In 1921, the Architects' Small House Survey Bureau of Minnesota published a guide to home financing and building for the Southern Pine Association in New Orleans. The result of six months' research and over fifty meetings, How to Plan, Finance and Build Your Home (1921) presented potential homeowners with over 100 building plans developed by Minneapolis and New York architects. Of particular note are three plans rendered by architect Jefferson Merritt Hamilton (1891-1982), who worked in Minneapolis and later practiced in Louisiana, Georgia and Florida.
In the early 1920s, New Orleans bungalow advocate Morgan D.E. Hite (1882-1959) traveled to Minneapolis at the request of the Southern Pine Association.

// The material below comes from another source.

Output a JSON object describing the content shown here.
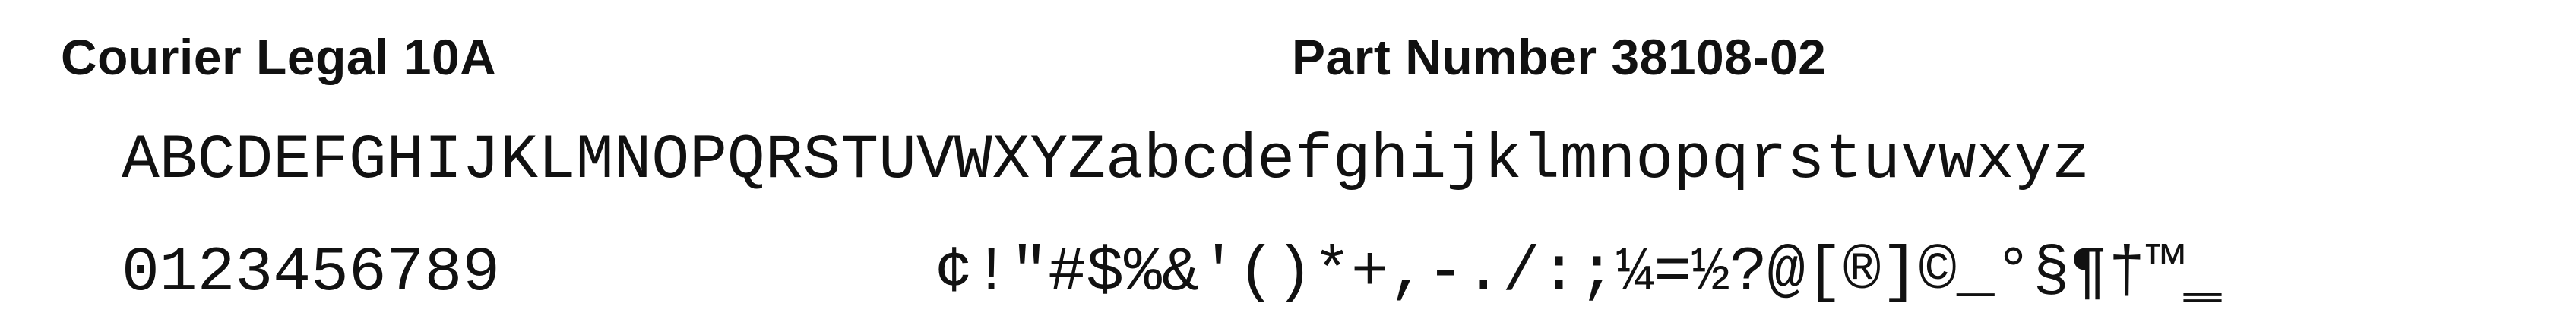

He went armed with renderings and photographs of raised bungalow houses that had been constructed in New Orleans. According to Hite, the Florida-born Hamilton was especially sympathetic to this house type "so foreign to the Northern architects" and developed related plans and perspective sketches that appeared in the 1921 pattern book:
"Mr. Hamilton's designs have proved among the most popular shown in the book, and, in particular, one of his raised-basement types has been used widely as a means of advertising the beauty of design."(1)
For Hite, the raised bungalow type had its origins in Louisiana's "Spanish-style" plantation homes, which united all rooms on a single floor that was raised 9-10 feet above ground to facilitate cool breezes and flood protection. For the Architects' Small House Survey Bureau, plans such as the one above were geared towards property owners in the Gulf Coast states.(2) For New Orleans builders, Hamilton's plan could be implemented on a very narrow lot, as the basement level extended only 28'6".
Image above: Jefferson M. Hamilton, architect. "A Beautiful Southern Type--Home Plan No. 615." How to Plan, Finance and Build Your Home (Southern Pine Association and the Architects' Small House Survey Bureau of Minnesota, Inc., 1921), p. 100. Architectural Trade Catalogs, Southeastern Architectural Archive, Special Collections Division, Tulane University Libraries.
(1)Morgan D.E. Hite. "The New Orleans Raised House Type." Architecture (May 1922): p. 150.
(2)How to Plan, Finance and Build Your Home. Southern Pine Association and the Architects' Small House Survey Bureau of Minnesota, Inc., 1921. See plans on pages 58,99 & 100.